A multi-site clinical trial on chiropractic management of asthma is underway in Australia. “The preliminary data are very encouraging. Chiropractic patients are showing decreases in physical asthma symptoms and cortisol levels,” says Dr. Anthony Rosner, director of education and research for the Foundation of Chiropractic Education and Research.
“Doctors of chiropractic can give a full-scale evaluation to asthma patients; assess their physical and neurological status, their lifestyle, diet, and stressors; and help the patients increase motor coordination, and improve the work of respiratory and gut muscles to increase the quality of life,” says Dr. Gail Henry, a chiropractic neurologist, who practices in Houston, Texas. “Doctors of chiropractic can be a great addition to the healthcare team treating the asthma patient.”
Asthma experts offer the following tips for asthma patients:
- Use air filters to help clean air in your home.
- Cover mattresses and pillows with dust covers and use hypoallergenic bed clothing to reduce exposure to dust mites.
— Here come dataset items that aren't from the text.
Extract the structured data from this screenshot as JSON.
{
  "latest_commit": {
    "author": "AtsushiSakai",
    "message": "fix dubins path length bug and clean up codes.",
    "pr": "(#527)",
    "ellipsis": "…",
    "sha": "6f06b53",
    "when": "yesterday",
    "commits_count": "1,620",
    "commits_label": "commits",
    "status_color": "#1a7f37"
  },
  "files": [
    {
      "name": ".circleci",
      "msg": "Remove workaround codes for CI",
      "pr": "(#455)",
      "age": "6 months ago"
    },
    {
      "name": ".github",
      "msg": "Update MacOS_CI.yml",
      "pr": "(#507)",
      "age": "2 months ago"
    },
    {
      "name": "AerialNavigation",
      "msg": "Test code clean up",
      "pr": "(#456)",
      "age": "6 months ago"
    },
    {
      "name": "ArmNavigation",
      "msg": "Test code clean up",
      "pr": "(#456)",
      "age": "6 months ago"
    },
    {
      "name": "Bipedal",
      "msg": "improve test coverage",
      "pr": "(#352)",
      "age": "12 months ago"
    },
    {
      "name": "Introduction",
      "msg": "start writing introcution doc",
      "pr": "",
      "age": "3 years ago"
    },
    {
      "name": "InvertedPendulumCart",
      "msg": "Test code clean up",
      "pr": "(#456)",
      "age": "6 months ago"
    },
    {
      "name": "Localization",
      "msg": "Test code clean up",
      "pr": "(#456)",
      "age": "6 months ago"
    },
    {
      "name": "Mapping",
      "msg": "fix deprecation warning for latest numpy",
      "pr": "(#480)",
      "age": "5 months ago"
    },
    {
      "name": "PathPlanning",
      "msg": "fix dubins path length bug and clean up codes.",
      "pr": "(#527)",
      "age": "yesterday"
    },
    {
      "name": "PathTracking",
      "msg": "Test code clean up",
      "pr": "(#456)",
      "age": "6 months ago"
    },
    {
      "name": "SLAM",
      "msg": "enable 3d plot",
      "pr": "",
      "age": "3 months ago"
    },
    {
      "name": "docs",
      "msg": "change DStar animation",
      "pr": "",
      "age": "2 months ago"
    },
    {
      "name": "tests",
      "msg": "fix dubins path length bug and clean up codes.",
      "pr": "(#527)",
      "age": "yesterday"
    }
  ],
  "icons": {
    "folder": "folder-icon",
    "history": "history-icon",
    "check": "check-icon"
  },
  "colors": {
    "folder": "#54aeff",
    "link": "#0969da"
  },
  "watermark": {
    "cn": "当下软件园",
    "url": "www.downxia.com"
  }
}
- If your condition is getting worse, get checked for viral respiratory infections and different medical conditions, such as flu, rhinitis, sinusitis, and gastroesophageal reflux. When those are treated and eliminated, asthma symptoms improve. Endocrine factors, such as menstruation, pregnancy, and thyroid disease, may exacerbate asthma, as well.
- Some medications—aspirin; beta-blockers, including eye drops; nonsteroidal anti-inflammatory drugs, etc.—can also precipitate or aggravate asthma symptoms.
- If your asthma is exercise-induced, an individually prescribed exercise program carefully chosen under the guidance of your primary health care provider or doctor of chiropractic should be incorporated into the treatment plan.
- Avoid sulfites or monosodium glutamate (MSG) in foods. Since both additives are used in a wide variety of foods, carefully read processed food labels and choose MSG-free foods when eating out.
- Choose a more vegetarian-type diet. Animal proteins found in meat include arachidonic acid—a precursor for inflammation.
- Include foods with omega-3 fatty acids in the diet—such as fish or fish oil.
- Supplement with vitamin C, which helps reduce allergic reactions and wheezing symptoms.
- To reduce stress in your children, spend quality time with them and limit their exposure to TV programs that include violence.